Red Sky Performance performer Jinny Jacinto showed one of her own performance works during the REDTalks Ziindaamagat (“a confined space”) webinar performance video on Youtube on National Indigenous Peoples Day.

Jacinto says she joined Cirque du Soleil when she was 13-years-old and travelled around the world for 10 years.

“So that was really my school of life,” Jacinto says. “I was really lucky to start off in what at that time was a tiny company, but it was like a five-star circus.”

Halas says she did not have much success in sports or gym class because of her greater flexibility.

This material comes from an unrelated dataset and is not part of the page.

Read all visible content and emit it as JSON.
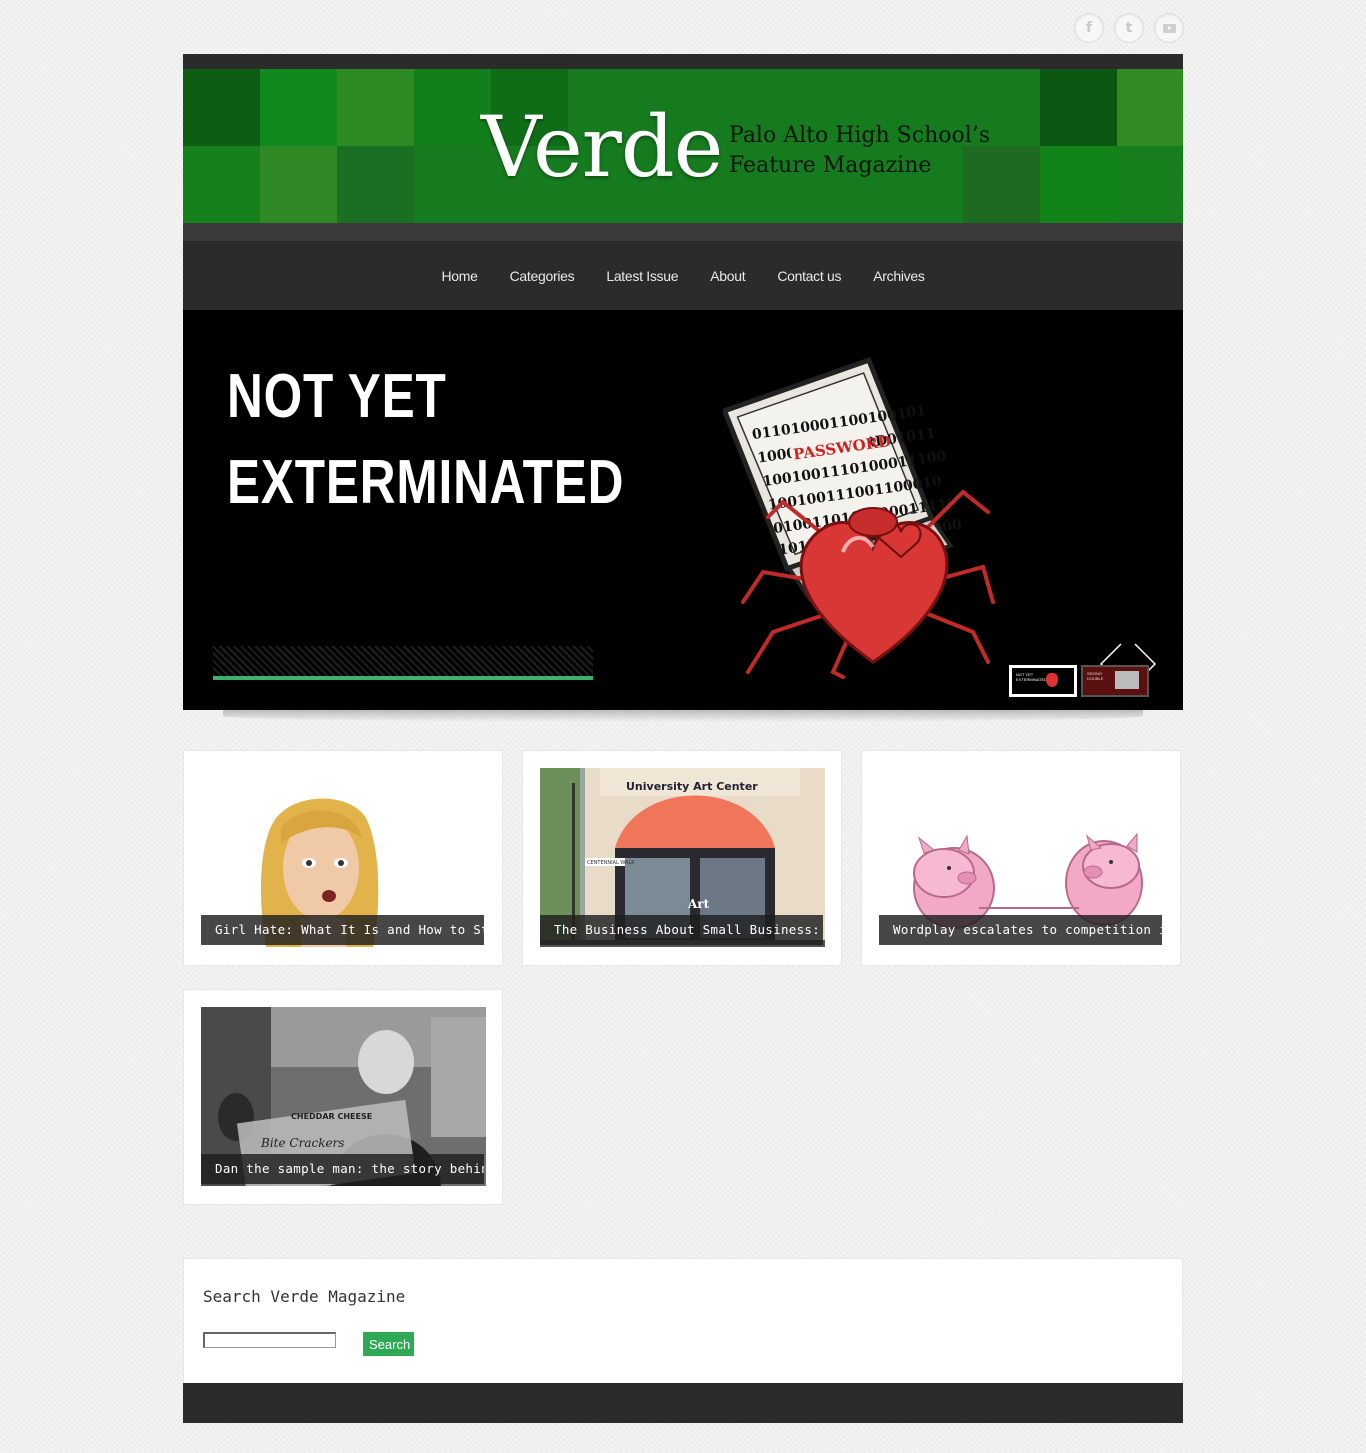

“Our muscles don’t contract very quickly so we are very slow runners,” Halas says during the panel discussion. “There are things that are really hard for us because our muscles are so long. But when my sister taught me some yoga moves, I just fell in love with it. I was like, ‘I can do this’ and I was so proud. It was just really finding my way that worked with my body type.”

Laronde says the performance video on Youtube featured “really beautiful, breathtaking excerpts” of Jacinto and Halas performing with Red Sky Performance as well as performing their own work.

“That was really nice to get on to Zoom with them and to ask them questions related to performance and how they perform and how they move as highly trained and highly flexible artists,” Laronde says.

Thunder Bay also held the Red Sky Performance Mistatim Gallops Across Canada webinar on June 19 and the Red Sky Performance Wisdom Keeper Series “Watch Party” on June 20 through a partnership with Red Sky Performance.

“It’s really great to work with Red Sky Performance to bring these offerings up to the north,” Mandamin says. “We don’t always have this opportunity to experience some of the performance offerings from southern Ontario, so it’s nice to bring that to our neck of the woods.”